TOULOUSE, France (Reuters) – La ville animée du sud de la France, Toulouse, qui abrite le champion industriel paneuropéen Airbus, peut sembler un prix improbable pour l’anti-marché libre, l’eurosceptique Jean-Luc Melenchon.

Mais après que Melenchon est arrivé en tête de la circonscription de Toulouse accueillant la société aérospatiale à l’élection présidentielle française, c’est un siège que sa nouvelle alliance de gauche vise alors qu’elle cherche à priver le président Emmanuel Macron d’une majorité parlementaire lors des votes de dimanche et du 19 juin. .

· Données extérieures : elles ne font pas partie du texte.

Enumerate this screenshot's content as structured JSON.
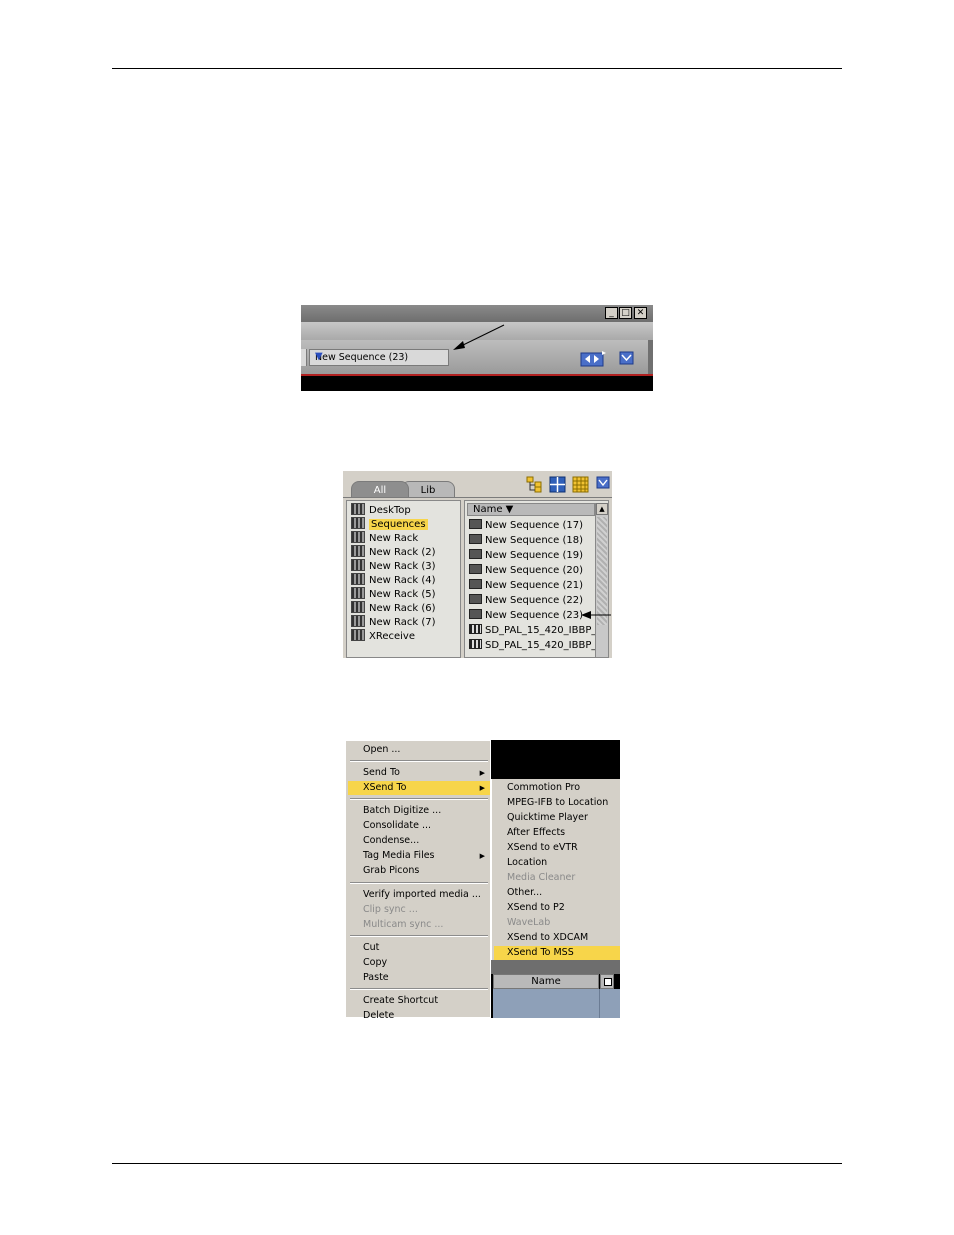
{
  "screenshot1": {
    "sequence_dropdown_value": "New Sequence (23)"
  },
  "screenshot2": {
    "tabs": [
      "All",
      "Lib"
    ],
    "tree_items": [
      "DeskTop",
      "Sequences",
      "New Rack",
      "New Rack (2)",
      "New Rack (3)",
      "New Rack (4)",
      "New Rack (5)",
      "New Rack (6)",
      "New Rack (7)",
      "XReceive"
    ],
    "selected_tree_item": "Sequences",
    "list_header": "Name ▼",
    "list_items": [
      "New Sequence (17)",
      "New Sequence (18)",
      "New Sequence (19)",
      "New Sequence (20)",
      "New Sequence (21)",
      "New Sequence (22)",
      "New Sequence (23)",
      "SD_PAL_15_420_IBBP_...",
      "SD_PAL_15_420_IBBP_..."
    ]
  },
  "screenshot3": {
    "menu_items": [
      "Open ...",
      "Send To",
      "XSend To",
      "Batch Digitize ...",
      "Consolidate ...",
      "Condense...",
      "Tag Media Files",
      "Grab Picons",
      "Verify imported media ...",
      "Clip sync ...",
      "Multicam sync ...",
      "Cut",
      "Copy",
      "Paste",
      "Create Shortcut",
      "Delete"
    ],
    "submenu_items": [
      "Commotion Pro",
      "MPEG-IFB to Location",
      "Quicktime Player",
      "After Effects",
      "XSend to eVTR",
      "Location",
      "Media Cleaner",
      "Other...",
      "XSend to P2",
      "WaveLab",
      "XSend to XDCAM",
      "XSend To MSS"
    ],
    "column_header": "Name"
  },
  "colors": {
    "highlight": "#f7d54a",
    "menu_bg": "#d4d0c8",
    "arrow_accent": "#2b4fbf"
  }
}
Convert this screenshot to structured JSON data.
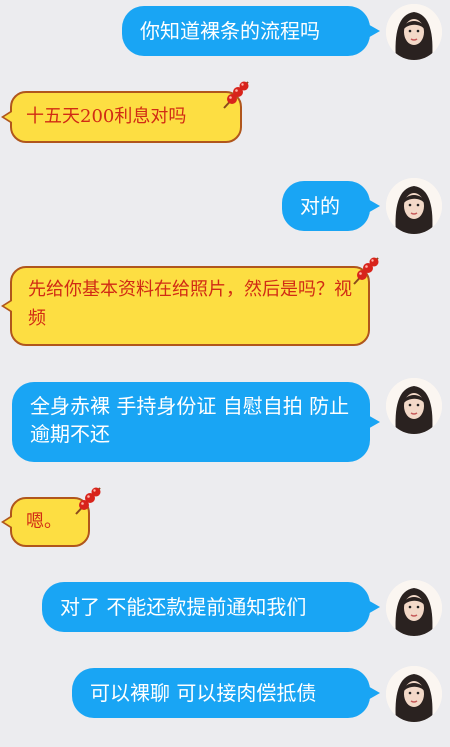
{
  "chat": {
    "messages": [
      {
        "side": "out",
        "text": "你知道裸条的流程吗"
      },
      {
        "side": "in",
        "text": "十五天200利息对吗"
      },
      {
        "side": "out",
        "text": "对的"
      },
      {
        "side": "in",
        "text": "先给你基本资料在给照片，然后是吗？视频"
      },
      {
        "side": "out",
        "text": "全身赤裸 手持身份证 自慰自拍 防止逾期不还"
      },
      {
        "side": "in",
        "text": "嗯。"
      },
      {
        "side": "out",
        "text": "对了 不能还款提前通知我们"
      },
      {
        "side": "out",
        "text": "可以裸聊 可以接肉偿抵债"
      }
    ]
  },
  "colors": {
    "background": "#ececef",
    "outgoing_bubble": "#19a5f4",
    "outgoing_text": "#ffffff",
    "incoming_bubble": "#fdde42",
    "incoming_border": "#b0561c",
    "incoming_text": "#d12b14"
  },
  "icons": {
    "incoming_decoration": "candied-haws-icon",
    "sender_avatar": "user-avatar"
  }
}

S’exprimant lors d’une manifestation de travailleurs de la santé dans le centre de Toulouse, le candidat de l’alliance NUPES de Melenchon – qui a uni l’extrême gauche, les socialistes et les verts pour la première fois en 20 ans – a déclaré que la ville est un indicateur pour tout le pays et un laboratoire pour la gauche.

« Tous les problèmes en jeu dans le pays sont concentrés ici », a déclaré à Reuters Hadrien Clouet, un universitaire de 30 ans qui a contribué à la rédaction du manifeste national de Melenchon.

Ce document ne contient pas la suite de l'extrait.